Out West Arts: Performance at the end of the world

Opera, music, theater, and art in Los Angeles and beyond


January 06, 2008

David Robertson and the LA Philharmonic
Photo: mine 2008
It’s back to business here in LA and the Philharmonic has wasted no time in diving into the new year with one of their major programming initiatives this season. As usual, the marketing people have had their way and come up with perhaps the worst, most indecipherable title for the series, “Concrete Frequency.” In reality, these two week's worth of shows consist of music addressing the experience of urban existence in the 20th century. I suppose this is as legitimate a theme as any, but the really good news is that it serves as an excuse for the Philharmonic to perform a variety of 20th century masterpieces not commonly heard from major American orchestras. The series is under the leadership of David Robertson who is no stranger to this kind of material and his experience was evident in the very strong playing by the Phil as the series got underway.

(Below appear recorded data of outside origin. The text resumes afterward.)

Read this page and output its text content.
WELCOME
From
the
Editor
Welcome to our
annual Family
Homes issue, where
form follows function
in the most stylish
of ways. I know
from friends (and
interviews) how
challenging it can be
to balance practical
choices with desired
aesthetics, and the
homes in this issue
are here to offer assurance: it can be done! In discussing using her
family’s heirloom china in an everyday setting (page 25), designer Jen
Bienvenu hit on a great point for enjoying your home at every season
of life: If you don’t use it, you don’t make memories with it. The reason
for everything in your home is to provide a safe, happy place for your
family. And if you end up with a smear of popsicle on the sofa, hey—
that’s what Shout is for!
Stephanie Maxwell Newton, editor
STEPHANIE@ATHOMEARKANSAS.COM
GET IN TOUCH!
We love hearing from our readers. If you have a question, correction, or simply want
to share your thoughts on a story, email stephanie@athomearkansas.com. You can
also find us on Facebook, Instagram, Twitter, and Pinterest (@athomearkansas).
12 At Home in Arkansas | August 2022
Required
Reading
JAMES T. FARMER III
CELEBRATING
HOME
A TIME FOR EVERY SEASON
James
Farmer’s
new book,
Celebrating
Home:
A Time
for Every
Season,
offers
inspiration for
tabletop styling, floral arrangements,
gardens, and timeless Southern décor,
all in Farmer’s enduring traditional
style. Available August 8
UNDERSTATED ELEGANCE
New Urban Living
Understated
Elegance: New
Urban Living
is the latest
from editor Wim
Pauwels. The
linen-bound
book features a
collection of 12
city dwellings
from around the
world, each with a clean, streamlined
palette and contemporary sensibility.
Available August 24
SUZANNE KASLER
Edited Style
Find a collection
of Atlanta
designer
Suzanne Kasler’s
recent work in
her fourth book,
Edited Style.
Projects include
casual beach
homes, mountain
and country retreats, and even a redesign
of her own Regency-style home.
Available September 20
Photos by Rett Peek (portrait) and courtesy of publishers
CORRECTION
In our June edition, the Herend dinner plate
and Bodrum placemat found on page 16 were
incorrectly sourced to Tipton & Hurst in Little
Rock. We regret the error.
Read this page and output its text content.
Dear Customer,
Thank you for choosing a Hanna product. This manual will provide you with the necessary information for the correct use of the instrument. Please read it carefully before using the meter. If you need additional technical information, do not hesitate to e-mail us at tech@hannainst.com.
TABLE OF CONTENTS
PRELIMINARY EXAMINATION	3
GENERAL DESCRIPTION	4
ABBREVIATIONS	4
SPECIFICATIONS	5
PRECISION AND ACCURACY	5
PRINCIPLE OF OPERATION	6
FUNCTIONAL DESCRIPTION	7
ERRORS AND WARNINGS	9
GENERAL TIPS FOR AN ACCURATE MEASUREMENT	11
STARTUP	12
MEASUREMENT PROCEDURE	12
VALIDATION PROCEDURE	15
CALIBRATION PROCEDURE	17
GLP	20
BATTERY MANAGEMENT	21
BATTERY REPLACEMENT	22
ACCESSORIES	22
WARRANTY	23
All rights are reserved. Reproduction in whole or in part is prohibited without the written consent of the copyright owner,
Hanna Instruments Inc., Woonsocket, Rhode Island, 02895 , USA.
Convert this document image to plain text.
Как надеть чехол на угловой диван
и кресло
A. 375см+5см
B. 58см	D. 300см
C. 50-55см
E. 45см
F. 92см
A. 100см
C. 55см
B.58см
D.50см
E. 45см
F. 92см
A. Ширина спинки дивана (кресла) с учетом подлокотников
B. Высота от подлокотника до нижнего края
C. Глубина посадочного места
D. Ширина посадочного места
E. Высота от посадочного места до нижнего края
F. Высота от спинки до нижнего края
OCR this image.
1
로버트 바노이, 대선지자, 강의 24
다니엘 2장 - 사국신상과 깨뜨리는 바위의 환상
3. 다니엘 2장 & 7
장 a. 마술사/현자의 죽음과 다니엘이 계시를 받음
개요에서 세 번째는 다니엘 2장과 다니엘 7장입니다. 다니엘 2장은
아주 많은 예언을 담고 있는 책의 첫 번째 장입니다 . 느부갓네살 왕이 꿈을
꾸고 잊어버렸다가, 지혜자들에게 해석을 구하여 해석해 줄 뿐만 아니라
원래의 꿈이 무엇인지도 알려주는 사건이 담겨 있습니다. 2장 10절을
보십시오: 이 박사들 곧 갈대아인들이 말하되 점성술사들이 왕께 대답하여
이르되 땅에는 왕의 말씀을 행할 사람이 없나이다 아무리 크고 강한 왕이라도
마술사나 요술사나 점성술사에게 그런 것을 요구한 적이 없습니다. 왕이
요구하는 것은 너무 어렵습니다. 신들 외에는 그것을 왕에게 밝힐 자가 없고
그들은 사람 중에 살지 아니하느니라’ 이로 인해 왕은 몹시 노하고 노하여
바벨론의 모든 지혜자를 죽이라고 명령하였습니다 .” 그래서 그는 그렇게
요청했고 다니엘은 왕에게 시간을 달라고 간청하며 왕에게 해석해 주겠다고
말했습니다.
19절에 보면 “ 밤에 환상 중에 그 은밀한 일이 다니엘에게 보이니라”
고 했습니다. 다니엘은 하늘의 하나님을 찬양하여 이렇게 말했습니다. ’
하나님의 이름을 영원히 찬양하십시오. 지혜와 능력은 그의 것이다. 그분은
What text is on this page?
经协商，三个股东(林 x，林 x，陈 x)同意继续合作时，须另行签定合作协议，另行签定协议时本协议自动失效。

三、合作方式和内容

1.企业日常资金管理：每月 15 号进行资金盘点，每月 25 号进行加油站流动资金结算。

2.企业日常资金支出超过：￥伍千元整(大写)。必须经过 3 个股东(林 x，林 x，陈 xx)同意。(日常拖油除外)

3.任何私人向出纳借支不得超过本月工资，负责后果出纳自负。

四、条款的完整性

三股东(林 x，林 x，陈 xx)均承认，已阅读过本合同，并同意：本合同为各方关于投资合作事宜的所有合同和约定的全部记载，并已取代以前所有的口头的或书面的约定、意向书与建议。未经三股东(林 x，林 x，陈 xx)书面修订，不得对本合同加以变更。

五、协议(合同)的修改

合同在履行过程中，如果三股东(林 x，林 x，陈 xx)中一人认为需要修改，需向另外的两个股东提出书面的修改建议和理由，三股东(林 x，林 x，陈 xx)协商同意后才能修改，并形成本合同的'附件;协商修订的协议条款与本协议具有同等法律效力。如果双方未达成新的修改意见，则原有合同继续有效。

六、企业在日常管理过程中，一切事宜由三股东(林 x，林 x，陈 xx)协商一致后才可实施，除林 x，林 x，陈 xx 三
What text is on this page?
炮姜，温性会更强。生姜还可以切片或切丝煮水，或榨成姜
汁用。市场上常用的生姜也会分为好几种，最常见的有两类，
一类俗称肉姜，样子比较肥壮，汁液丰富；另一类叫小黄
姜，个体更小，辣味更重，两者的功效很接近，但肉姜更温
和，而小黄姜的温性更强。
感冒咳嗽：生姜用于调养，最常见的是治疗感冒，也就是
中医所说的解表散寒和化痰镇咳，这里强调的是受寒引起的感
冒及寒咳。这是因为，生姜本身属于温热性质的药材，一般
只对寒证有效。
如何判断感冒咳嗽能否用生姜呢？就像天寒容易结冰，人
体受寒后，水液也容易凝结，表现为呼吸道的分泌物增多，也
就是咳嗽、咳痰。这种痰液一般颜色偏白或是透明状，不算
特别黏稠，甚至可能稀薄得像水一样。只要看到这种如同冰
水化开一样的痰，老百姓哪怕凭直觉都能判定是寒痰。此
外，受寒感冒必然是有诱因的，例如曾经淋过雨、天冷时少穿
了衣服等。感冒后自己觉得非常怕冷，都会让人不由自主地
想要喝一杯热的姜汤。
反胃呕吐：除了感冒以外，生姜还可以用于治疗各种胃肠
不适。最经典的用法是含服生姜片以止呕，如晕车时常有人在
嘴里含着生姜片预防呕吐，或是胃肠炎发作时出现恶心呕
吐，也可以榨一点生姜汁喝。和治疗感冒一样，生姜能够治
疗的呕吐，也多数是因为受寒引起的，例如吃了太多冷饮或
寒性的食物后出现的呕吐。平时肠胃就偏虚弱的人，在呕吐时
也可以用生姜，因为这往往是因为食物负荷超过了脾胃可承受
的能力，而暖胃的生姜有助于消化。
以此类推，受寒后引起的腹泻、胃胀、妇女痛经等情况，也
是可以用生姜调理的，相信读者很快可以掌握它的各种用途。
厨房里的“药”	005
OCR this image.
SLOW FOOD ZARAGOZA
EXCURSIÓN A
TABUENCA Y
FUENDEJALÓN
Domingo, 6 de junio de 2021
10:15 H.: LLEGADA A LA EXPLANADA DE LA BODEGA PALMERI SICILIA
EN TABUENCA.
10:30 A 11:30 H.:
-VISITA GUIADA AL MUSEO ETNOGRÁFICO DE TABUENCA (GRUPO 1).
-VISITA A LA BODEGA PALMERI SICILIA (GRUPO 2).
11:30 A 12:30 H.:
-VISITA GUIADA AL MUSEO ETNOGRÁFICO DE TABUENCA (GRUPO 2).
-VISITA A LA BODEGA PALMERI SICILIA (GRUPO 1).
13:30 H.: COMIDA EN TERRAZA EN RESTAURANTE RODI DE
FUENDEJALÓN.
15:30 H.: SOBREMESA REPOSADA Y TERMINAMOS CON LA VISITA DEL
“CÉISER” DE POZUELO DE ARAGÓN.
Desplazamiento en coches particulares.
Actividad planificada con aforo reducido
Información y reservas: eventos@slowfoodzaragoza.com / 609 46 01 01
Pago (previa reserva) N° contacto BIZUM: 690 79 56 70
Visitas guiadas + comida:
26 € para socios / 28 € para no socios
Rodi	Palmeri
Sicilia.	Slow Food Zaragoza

This weekend was the first of three Philharmonic shows in the series and consisted of Copland’s music for The City, Frank Zappa’s Dupree’s Paradise, George Crumb’s A Haunted Landscape, and Varèse’s Amériques. These are clangy, evocative works filled with wonder and consternation at a densely packed landscape. The high points were definitely in the second half of the show with Crumb’s quiet sounds of isolation and Varèse’s loud booming vision of a new world he arrived in following WWI. These last two pieces provided a nice contrast in that Crumb's Landscape was eerie producing a sense of isolation, a sound that Robertson argued referred to the sensation of a large empty downtown area in the evening. Amériques is maximal music uninterested in melody with everything thrown in to the mix including an air-raid siren. However, while all of this was interesting and enthusiastically received, it was also somewhat disjointed for this audience. With the exception of the short Zappa work, this music is wedded to the vision of a dystopian city filled with skyscrapers, smoke, and the press of people on the streets – a city vision much closer to an East Coast metropolis than anything we in Los Angeles know. “Concrete Frequency” may be about city life, but not about the city we Angelenos live in with its omnipresent sun, large expanses, and physical separation. Not that LA isn't a dystopia, it's just a very pretty and different one.

But no matter how good or bad the playing in any of the “Concrete Frequency” shows may be, they are already in some ways a huge success. The Philharmonic is reasonably filling the WDCH for seven concerts with often challenging music composed entirely in the 20th Century without an obligatory performance of Gershwin’s Rhapsody in Blue. I doubt there are too many large classical music ensembles in the US that would dare to pull this off. The programs continue through next weekend and include at least two other programs of popular music from other artists, all at WDCH.